プライバシー対策後のデータ活用が持つ可能性
MZ:3rdパーティデータを掛け合わせることで、企業はどのようなことが可能になるのでしょうか。
岩井:概念的な説明になりますが、1stパーティデータはユーザーがきちんと識別できている状態です。それに対し3rdパーティデータは、ユーザーデータの大きな集まりなので、輪郭は見えないけれど傾向がわかる状態です。この2つを組み合わせることで、ユーザーの輪郭に加え、そのユーザーの傾向が見えてきます。
たとえばクレジットカード会社に申し込みをする時、関心事に「旅行」と書いて申し込みをした人がいるとします。するとカード会社では「旅行先でカードを使ってもらうと、還元ポイントを高くする」といったキャンペーン時に、真っ先にこの人に知らせようとするでしょう。
しかし、興味関心は移り変わります。この人も単なる観光ではなく、お気に入りのスポーツチームの観戦を兼ねる旅をするようになったとします。インターネット上での購買や閲覧行動もそのスポーツに関するものが増えてきて、明らかに行動が変わってきました。しかし、自社データだけでは、この変化を見落とす可能性もあります。この人に旅行キャンペーンばかり送るとノイズになりかねませんよね。かといって、「あなたの興味関心は何ですか?」と聞き続けることも現実的ではありません。
ここで役立つのが3rdパーティデータです。DMP事業者の場合、ユーザーの現在の行動データを基にしているので、興味関心の推移を捉えることができます。

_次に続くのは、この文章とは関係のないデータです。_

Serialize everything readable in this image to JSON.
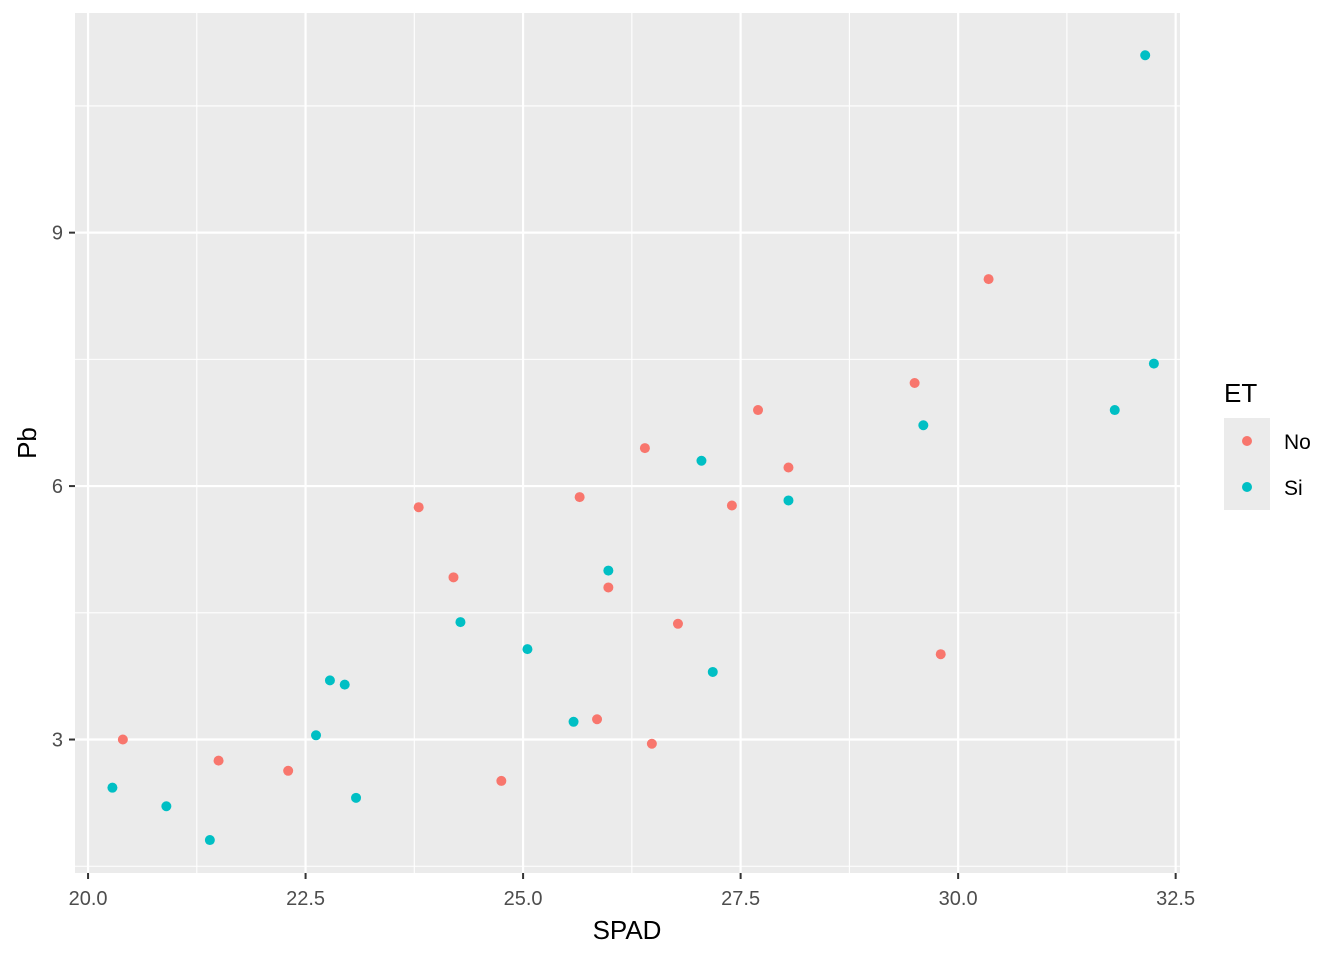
{
  "chart_data": {
    "type": "scatter",
    "xlabel": "SPAD",
    "ylabel": "Pb",
    "xlim": [
      19.85,
      32.55
    ],
    "ylim": [
      1.42,
      11.6
    ],
    "x_ticks": [
      20.0,
      22.5,
      25.0,
      27.5,
      30.0,
      32.5
    ],
    "x_tick_labels": [
      "20.0",
      "22.5",
      "25.0",
      "27.5",
      "30.0",
      "32.5"
    ],
    "y_ticks": [
      3,
      6,
      9
    ],
    "y_tick_labels": [
      "3",
      "6",
      "9"
    ],
    "grid": true,
    "legend": {
      "title": "ET",
      "position": "right"
    },
    "series": [
      {
        "name": "No",
        "color": "#F8766D",
        "points": [
          [
            20.4,
            3.0
          ],
          [
            21.5,
            2.75
          ],
          [
            22.3,
            2.63
          ],
          [
            23.8,
            5.75
          ],
          [
            24.2,
            4.92
          ],
          [
            24.75,
            2.51
          ],
          [
            25.65,
            5.87
          ],
          [
            25.85,
            3.24
          ],
          [
            25.98,
            4.8
          ],
          [
            26.4,
            6.45
          ],
          [
            26.48,
            2.95
          ],
          [
            26.78,
            4.37
          ],
          [
            27.4,
            5.77
          ],
          [
            27.7,
            6.9
          ],
          [
            28.05,
            6.22
          ],
          [
            29.5,
            7.22
          ],
          [
            29.8,
            4.01
          ],
          [
            30.35,
            8.45
          ]
        ]
      },
      {
        "name": "Si",
        "color": "#00BFC4",
        "points": [
          [
            20.28,
            2.43
          ],
          [
            20.9,
            2.21
          ],
          [
            21.4,
            1.81
          ],
          [
            22.62,
            3.05
          ],
          [
            22.78,
            3.7
          ],
          [
            22.95,
            3.65
          ],
          [
            23.08,
            2.31
          ],
          [
            24.28,
            4.39
          ],
          [
            25.05,
            4.07
          ],
          [
            25.58,
            3.21
          ],
          [
            25.98,
            5.0
          ],
          [
            27.05,
            6.3
          ],
          [
            27.18,
            3.8
          ],
          [
            28.05,
            5.83
          ],
          [
            29.6,
            6.72
          ],
          [
            31.8,
            6.9
          ],
          [
            32.15,
            11.1
          ],
          [
            32.25,
            7.45
          ]
        ]
      }
    ]
  }
}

先程の例も1stパーティデータを掛け合わせることで、スポーツ鑑賞特典やスポーツグッズの購入還元ポイントなど、その状況に合わせて最適なオファーを出せるようになるでしょう。
MZ:なるほど。このような活用をしていくためには、消費者の同意が必須ですね。
上野:そうですね。その実現のために、まずは社内のすべてのステークホルダーの方と共に、今後に向けての対応を整理し、消費者のメリットも踏まえながら同意に基づいたデータ収集、活用までを一貫して支援したいと考えています。

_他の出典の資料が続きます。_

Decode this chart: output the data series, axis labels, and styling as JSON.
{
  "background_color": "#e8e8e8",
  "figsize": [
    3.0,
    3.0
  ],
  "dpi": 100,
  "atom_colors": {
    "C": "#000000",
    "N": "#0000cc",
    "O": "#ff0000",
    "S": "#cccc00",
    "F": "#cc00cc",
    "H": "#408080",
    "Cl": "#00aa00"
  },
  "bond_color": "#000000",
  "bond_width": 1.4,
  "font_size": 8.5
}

すべての企業が等しくユーザーデータを活用できるように
MZ:3rdパーティデータ取り扱いの規制が強まる中、今後DACでは事業会社に対しどのような価値提供を目指していくのでしょうか。
岩井:2010年代は当たり前のように使っていたユーザーデータですが、2020年に入り、ようやくその活用ルール、つまり作法が整ってきたと捉えています。そして、この同意取得の流れに関して反対する事業会社もほとんどいないと考えています。
一方で、「対応がわからない、コストがかかる、面倒くさい」ために、データ活用そのものを止めてしまう企業が出てくることが懸念されます。しかしながら、企業競争の土壌にデータ活用は欠かせません。もしデータ活用を諦めてしまうと、商品力や販売力より前の段階で競争力に差が出ることになりかねません。これは避けるべき事態です。
データ活用に後ろ向きになる理由が「わからない、コストがかかる、面倒」の3つならば、私たちはそれらを解消し、企業が等しくユーザーデータを活用して競争力を高め、消費者の良い関係を築いていくことを支援していきたいと考えています。
データ活用に関する適法性のチェックや対応から、消費者との適切なデータ接点の設計、そして3rdパーティデータの活用による高度化まで、DACでは一貫したご支援が可能です。また、スモールスタートに適したソリューションもご用意があります。どこから手を付けるべきか等のご相談もお受けできます。データ活用についてお悩みのある企業は、ぜひ一度お問い合わせいただきたいです。
上野:もちろん「獲得広告をせずに、ブランディング広告に切り替える 」という選択肢もあると思います。しかしそうなると、今まで運用広告経由で得ていた収益がゼロになってしまいます。これまでの収益を失うか、それとも取り組むかを天秤にかけてご検討いただきたいですね。そして取り組むと決められた際は、私たちDACも伴走して最後までご支援できればと思います。
MZ:ありがとうございました。